COVID-19 FIGHT BOOST

Kenya to receive second UK Covid-19 vaccine shipment on Tuesday

In his tour to the UK, the President secured 817,000 doses of Oxford-AstraZeneca Covid-19 vaccines.

In Summary

• British High Commissioner Jane Marriott said 407,000 doses of AstraZeneca vaccines will arrive on Tuesday night.

• Kenya has already received 410,000 AstraZeneca vaccine doses from the UK, which arrived on July 31.

Airport officials load the consignment of Covid-19 vaccines to trucks for dispatch to the central vaccines store on July 8, 2021
Airport officials load the consignment of Covid-19 vaccines to trucks for dispatch to the central vaccines store on July 8, 2021

Kenya will receive the second batch of AstraZeneca vaccines on Tuesday, August 17, 2021.

British High Commissioner Jane Marriott said 407,000 doses of AstraZeneca vaccines will arrive on Tuesday night.

Kenya has already received 410,000 AstraZeneca vaccine doses from the UK, which arrived on July 31.

"Last week I dropped into a surgery in Nairobi to meet the people working to keep safe and those getting their vaccine," Marriott said on Monday.

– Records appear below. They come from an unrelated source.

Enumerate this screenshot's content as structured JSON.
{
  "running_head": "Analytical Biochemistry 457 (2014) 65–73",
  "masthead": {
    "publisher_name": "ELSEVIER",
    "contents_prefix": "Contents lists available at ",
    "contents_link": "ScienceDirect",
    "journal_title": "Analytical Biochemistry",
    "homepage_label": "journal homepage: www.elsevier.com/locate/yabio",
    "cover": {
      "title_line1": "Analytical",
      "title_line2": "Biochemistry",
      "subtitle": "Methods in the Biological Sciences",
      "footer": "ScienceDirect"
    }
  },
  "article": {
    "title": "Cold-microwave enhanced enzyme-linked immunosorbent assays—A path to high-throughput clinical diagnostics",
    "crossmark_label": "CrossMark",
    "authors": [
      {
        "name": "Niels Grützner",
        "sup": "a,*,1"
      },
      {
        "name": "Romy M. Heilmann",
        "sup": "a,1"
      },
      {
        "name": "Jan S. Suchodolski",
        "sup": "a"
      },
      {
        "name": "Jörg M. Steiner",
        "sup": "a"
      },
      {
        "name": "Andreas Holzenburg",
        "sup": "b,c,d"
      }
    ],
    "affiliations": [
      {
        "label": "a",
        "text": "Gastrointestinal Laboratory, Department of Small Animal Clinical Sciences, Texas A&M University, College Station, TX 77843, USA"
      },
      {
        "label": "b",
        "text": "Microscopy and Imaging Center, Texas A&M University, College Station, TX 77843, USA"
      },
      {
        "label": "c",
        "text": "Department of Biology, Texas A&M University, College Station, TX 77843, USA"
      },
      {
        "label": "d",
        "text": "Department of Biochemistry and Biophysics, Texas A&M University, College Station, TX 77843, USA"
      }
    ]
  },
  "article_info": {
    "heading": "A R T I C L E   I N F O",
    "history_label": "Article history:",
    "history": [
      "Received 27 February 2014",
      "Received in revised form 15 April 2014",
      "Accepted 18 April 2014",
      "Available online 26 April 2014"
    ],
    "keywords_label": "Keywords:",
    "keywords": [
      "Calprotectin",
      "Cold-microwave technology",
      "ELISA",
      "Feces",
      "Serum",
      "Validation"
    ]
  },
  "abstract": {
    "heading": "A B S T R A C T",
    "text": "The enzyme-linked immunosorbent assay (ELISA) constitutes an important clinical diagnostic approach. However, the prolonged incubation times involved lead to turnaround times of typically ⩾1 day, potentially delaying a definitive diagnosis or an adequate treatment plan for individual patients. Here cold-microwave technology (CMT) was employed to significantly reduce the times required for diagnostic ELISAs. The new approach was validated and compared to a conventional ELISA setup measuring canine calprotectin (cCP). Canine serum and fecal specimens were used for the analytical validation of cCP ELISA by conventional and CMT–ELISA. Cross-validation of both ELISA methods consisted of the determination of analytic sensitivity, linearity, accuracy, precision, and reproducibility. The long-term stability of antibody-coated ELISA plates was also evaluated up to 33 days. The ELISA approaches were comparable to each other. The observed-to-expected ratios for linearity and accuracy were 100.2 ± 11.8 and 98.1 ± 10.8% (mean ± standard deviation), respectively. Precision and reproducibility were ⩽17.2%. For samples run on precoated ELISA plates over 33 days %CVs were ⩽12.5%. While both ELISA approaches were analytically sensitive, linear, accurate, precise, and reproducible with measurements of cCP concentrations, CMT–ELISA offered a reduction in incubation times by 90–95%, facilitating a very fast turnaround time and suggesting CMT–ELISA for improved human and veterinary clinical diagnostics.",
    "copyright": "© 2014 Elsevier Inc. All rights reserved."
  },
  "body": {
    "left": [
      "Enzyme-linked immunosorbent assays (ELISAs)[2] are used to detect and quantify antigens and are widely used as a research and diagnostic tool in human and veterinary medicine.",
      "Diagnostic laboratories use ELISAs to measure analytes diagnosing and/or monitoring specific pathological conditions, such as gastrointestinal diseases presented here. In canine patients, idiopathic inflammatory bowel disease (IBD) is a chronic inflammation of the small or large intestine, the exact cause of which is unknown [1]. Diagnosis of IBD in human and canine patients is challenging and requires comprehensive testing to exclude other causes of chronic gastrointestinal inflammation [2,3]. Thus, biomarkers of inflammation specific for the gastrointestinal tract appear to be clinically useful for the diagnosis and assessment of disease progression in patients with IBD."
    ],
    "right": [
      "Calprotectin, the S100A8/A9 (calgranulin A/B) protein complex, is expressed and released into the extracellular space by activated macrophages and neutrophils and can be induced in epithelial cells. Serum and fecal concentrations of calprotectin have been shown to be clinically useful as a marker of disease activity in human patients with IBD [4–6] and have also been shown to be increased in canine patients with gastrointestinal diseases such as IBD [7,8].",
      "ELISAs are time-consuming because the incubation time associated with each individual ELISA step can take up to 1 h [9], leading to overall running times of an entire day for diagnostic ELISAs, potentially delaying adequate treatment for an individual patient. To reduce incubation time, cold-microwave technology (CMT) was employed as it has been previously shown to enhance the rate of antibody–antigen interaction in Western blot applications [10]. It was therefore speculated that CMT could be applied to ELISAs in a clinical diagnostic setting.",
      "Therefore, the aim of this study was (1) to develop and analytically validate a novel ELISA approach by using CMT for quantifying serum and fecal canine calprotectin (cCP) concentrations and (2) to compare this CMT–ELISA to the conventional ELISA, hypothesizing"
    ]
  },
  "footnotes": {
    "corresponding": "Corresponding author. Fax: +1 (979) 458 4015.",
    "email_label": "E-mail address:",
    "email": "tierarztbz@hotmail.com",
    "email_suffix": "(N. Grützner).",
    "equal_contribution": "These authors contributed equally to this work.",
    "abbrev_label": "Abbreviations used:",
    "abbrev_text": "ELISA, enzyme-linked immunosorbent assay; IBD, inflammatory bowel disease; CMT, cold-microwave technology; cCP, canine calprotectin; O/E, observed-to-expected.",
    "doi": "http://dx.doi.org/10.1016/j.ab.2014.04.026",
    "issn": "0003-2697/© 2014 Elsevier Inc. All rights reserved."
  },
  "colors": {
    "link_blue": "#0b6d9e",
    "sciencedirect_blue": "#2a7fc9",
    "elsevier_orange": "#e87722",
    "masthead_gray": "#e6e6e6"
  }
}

The shipment will be received by the Ministry of Health officials at the Jomo Kenyatta International Airport.

In his recent tour to the UK, the President secured 817,000 doses of Oxford-AstraZeneca Covid-19 vaccines.

The announcement came as Prime Minister Boris Johnson met the President in Britain.

These are part of the first tranche of the UK's commitment to share 100 million vaccine doses internationally by next June.

Through bilateral donations, Kenya expects to receive 1.7 million doses of Pfizer from the US Government.

Also included are 235,000 doses of AstraZeneca from Greece and another 55,000 doses of AstraZeneca from Latvia.

To attain herd immunity the country is supposed to vaccinate at least 60 per cent of the population.

The Health Ministry towards the end of May halted the issuance of the first AstraZeneca dose after experiencing challenges in the supply chain, thus restricting the available doses to giving the second dose to those who had already received the first.

Two weeks ago, President Uhuru Kenyatta said he will fight ‘day and night’ to ensure developing countries are treated equally on vaccine equity.

Uhuru said vaccine nationalism "has really shown how unequal the world is”.

"Where do we get these vaccines from, how are we able to protect our population? This is the fight that's out there,” he said.

Uhuru said this is something that really needs to be looked into.

“Nobody is going to be safe until everybody is safe. We need to come up with a way that there will be vaccine equity,” he said.